Fussy Babies

Why is my baby so fussy?

All babies cry. Babies often cry the most between 2 weeks and 4 months of age.

Some babies cry more than others, even when there is nothing wrong.

Reasons your baby may be crying

Your baby may be:

  • Hungry. Watch early signs of hunger, such as lip-smacking or ­moving fists to his mouth.
  • Hot or cold. Dress your baby in about the same ­layers of clothing that you are wearing.
  • Wet or soiled. In the first few months, babies wet and soil their diapers a lot. 
  • Spitting up or vomiting a lot. Some babies have symptoms from reflux. Contact your child's doctor if your baby is fussy after feeding, arches his/her back, has excessive spitting or vomiting, and is not gaining weight.
  • Sick (has a fever or other illness). If your baby is younger than 2 months and has a fever (100.4 F or 38 C), call your child's ­doctor right away. Rectal temperature is the most accurate temperature in infants.
  • Bored. Go for a walk with your baby. Sing songs or read books with your baby.

Does my baby have colic?

Colic is when an otherwise healthy baby cries more than three hours a day, for more than three days a week, between ages three weeks and three months. The crying usually starts suddenly at about the same time each day. Some experts have estimated as many as half of all babies have colic. No one is really sure what causes colic, but suspected causes include intestinal gas or an immature nervous system. Colic is perfectly normal, and does not mean there is anything wrong with either the baby or their parents. It does not have any lasting effects on the child in later life. Colic usually starts to improve at about 6 weeks of age, and is generally gone by the time your baby is 12 weeks old.

How can I help calm my baby?

Here are some ways to help soothe your baby.
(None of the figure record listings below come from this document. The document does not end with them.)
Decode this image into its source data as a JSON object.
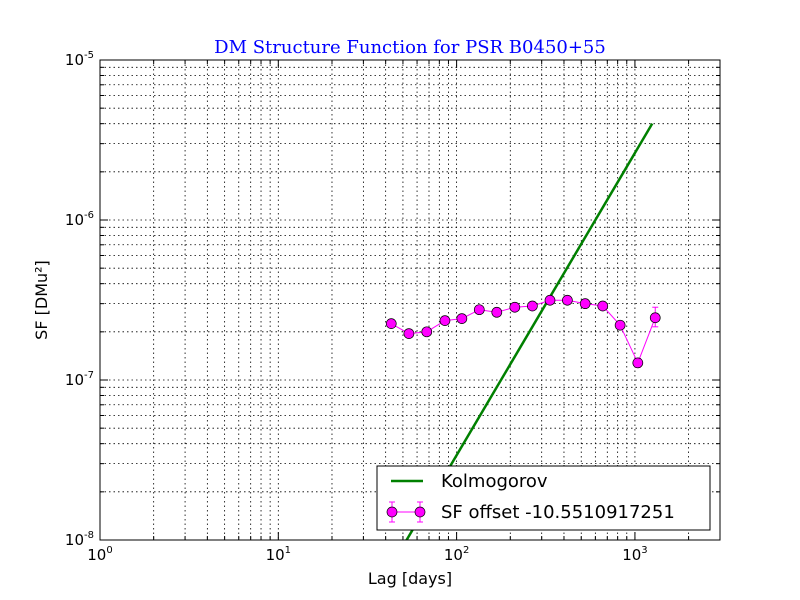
{
  "chart_data": {
    "type": "line",
    "title": "DM Structure Function for PSR B0450+55",
    "xlabel": "Lag [days]",
    "ylabel": "SF [DMu²]",
    "x_scale": "log",
    "y_scale": "log",
    "xlim": [
      1,
      3000
    ],
    "ylim": [
      1e-08,
      1e-05
    ],
    "grid": true,
    "legend_position": "lower-right",
    "x_ticks": [
      {
        "value": 1,
        "label": "10",
        "exp": "0"
      },
      {
        "value": 10,
        "label": "10",
        "exp": "1"
      },
      {
        "value": 100,
        "label": "10",
        "exp": "2"
      },
      {
        "value": 1000,
        "label": "10",
        "exp": "3"
      }
    ],
    "y_ticks": [
      {
        "value": 1e-08,
        "label": "10",
        "exp": "-8"
      },
      {
        "value": 1e-07,
        "label": "10",
        "exp": "-7"
      },
      {
        "value": 1e-06,
        "label": "10",
        "exp": "-6"
      },
      {
        "value": 1e-05,
        "label": "10",
        "exp": "-5"
      }
    ],
    "series": [
      {
        "name": "Kolmogorov",
        "kind": "line",
        "color": "#008000",
        "x": [
          40,
          1250
        ],
        "y": [
          6e-09,
          4e-06
        ]
      },
      {
        "name": "SF offset -10.5510917251",
        "kind": "line-markers-errorbars",
        "color": "#ff00ff",
        "x": [
          43,
          54,
          68,
          86,
          107,
          134,
          168,
          212,
          266,
          334,
          418,
          526,
          660,
          826,
          1038,
          1300
        ],
        "y": [
          2.25e-07,
          1.95e-07,
          2e-07,
          2.35e-07,
          2.42e-07,
          2.75e-07,
          2.65e-07,
          2.85e-07,
          2.9e-07,
          3.15e-07,
          3.15e-07,
          3e-07,
          2.9e-07,
          2.2e-07,
          1.28e-07,
          2.45e-07
        ],
        "yerr_lo": [
          0,
          0,
          0,
          0,
          0,
          0,
          0,
          0,
          0,
          0,
          0,
          0,
          0,
          0,
          8e-09,
          3e-08
        ],
        "yerr_hi": [
          0,
          0,
          0,
          0,
          0,
          0,
          0,
          0,
          0,
          0,
          0,
          0,
          0,
          0,
          8e-09,
          4e-08
        ]
      }
    ]
  }
}
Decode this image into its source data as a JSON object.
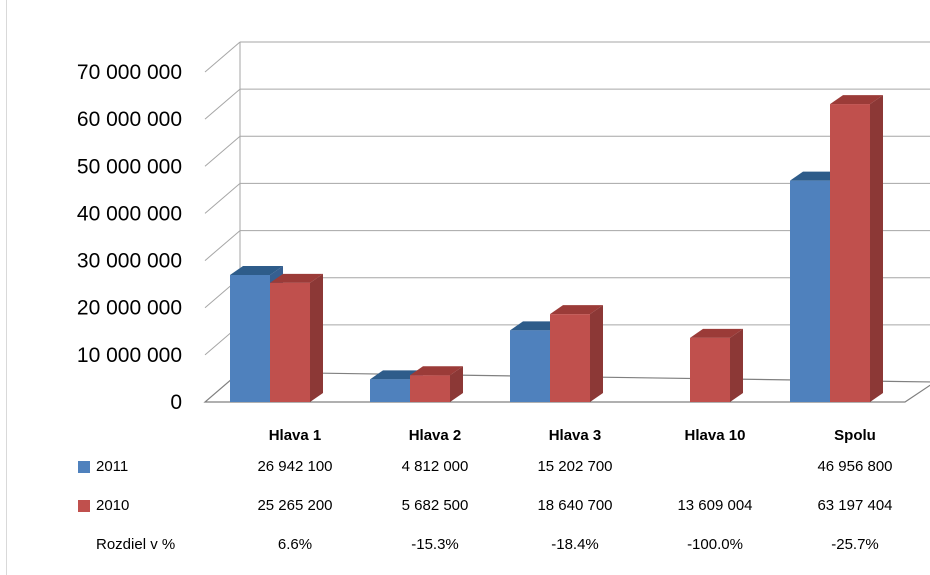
{
  "chart_data": {
    "type": "bar",
    "style": "3d-clustered-column",
    "categories": [
      "Hlava 1",
      "Hlava 2",
      "Hlava 3",
      "Hlava 10",
      "Spolu"
    ],
    "series": [
      {
        "name": "2011",
        "color": "#4F81BD",
        "side_color": "#365F91",
        "top_color": "#2E5C8A",
        "values": [
          26942100,
          4812000,
          15202700,
          null,
          46956800
        ]
      },
      {
        "name": "2010",
        "color": "#C0504D",
        "side_color": "#8C3836",
        "top_color": "#9B3B38",
        "values": [
          25265200,
          5682500,
          18640700,
          13609004,
          63197404
        ]
      }
    ],
    "ylim": [
      0,
      70000000
    ],
    "yticks": [
      "0",
      "10 000 000",
      "20 000 000",
      "30 000 000",
      "40 000 000",
      "50 000 000",
      "60 000 000",
      "70 000 000"
    ],
    "grid": true,
    "legend": "data-table"
  },
  "table": {
    "rows": [
      {
        "label": "2011",
        "color": "#4F81BD",
        "cells": [
          "26 942 100",
          "4 812 000",
          "15 202 700",
          "",
          "46 956 800"
        ]
      },
      {
        "label": "2010",
        "color": "#C0504D",
        "cells": [
          "25 265 200",
          "5 682 500",
          "18 640 700",
          "13 609 004",
          "63 197 404"
        ]
      },
      {
        "label": "Rozdiel v %",
        "color": "",
        "cells": [
          "6.6%",
          "-15.3%",
          "-18.4%",
          "-100.0%",
          "-25.7%"
        ]
      }
    ]
  }
}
  • Respond consistently to your baby’s cries. Holding babies and picking them up when they cry does not “spoil” them.
  • Try a pacifier. Babies under 3 months are not neurologically mature enough to calm themselves. Many babies are calmed by sucking.
  • Rock your baby. Baby carriers can make it easier to hold your baby and free your hands. Many parents (and babies!) love slings once they get the hang of them—but sometimes it takes a little experimentation.
  • Talk a walk with your baby in the stroller. This can really help with your stress level, in addition to soothing your baby.
  • Get support from family, friends, your religious community, neighbors, etc. Let them help in any way possible.
  • Take care of yourself and manage your stress. Eating a well-balanced diet, getting sleep and exercise, and talking to others can do wonders. If the stress or blues become too much, it’s good idea to get professional help. Your or your baby’s doctor might be able to help you figure out where to start.
  • Nurse your baby every 2-3 hours if you are breastfeeding.
  • Don’t smoke, and don’t allow anyone to smoke around your baby. Babies of smokers cry more and get sick more often. Babies of smokers also have an increased risk of Sudden Infant Death Syndrome (SIDS).
  • Provide white noise, such as running the vacuum cleaner, clothes dryer, or hair dryer near your baby while in their car seat. (Do not put your baby on top of the dryer—they could fall off!) White noise machines are also available. White noise simulates the whooshing sound your baby heard constantly while in utero. You can also do your own “whooshing” or “shushing” with your voice as you rock or carry your baby. Vacuum while wearing your baby in a baby carrier.
  • Go for a car ride.
  • Massage your baby. Massage has many benefits for both the baby and the giver of the massage.
  • Hold your baby in your arms and place her body on her left side to help digestion or stomach for support. Gently rub her back. If your baby goes to sleep, remember to always lay her down in her crib on her back.
  • Don’t panic and don’t worry. If you are concerned, call your pediatrician.

What doesn’t work for colic

Giving rice cereal does not help solve colic.

Studies have shown that Simethicone (Mylicon) and lactase (the enzyme that helps digest lactose—the sugar in cow’s milk—which is in breast milk if the mother consumes dairy products) do not help colic.

Sedatives, antihistamines, and motion-sickness medications, like dicyclomine (Bentyl) are NOT safe or effective in treating colic in babies.

Please remember that just because something is “natural,” it is not necessarily safe. Remember to check with your baby's doctor before trying any remedies for your baby.

Take a Break! Parents and caregivers need breaks from crying babies.

Crying can be tough to handle, especially if you're physically tired and mentally exhausted. You will be better able to take care of your baby if you are taking care of yourself!

Remember to NEVER shake a baby.

Additional resources

Recommended reading

  • The Happiest Baby on the Block: The New Way to Calm Crying and Help Your Baby Sleep Longer, by Harvey Karp. This book teaches you simple techniques based on other cultures where babies do not get colic, and on the idea a baby’s first three months are like a fourth trimester.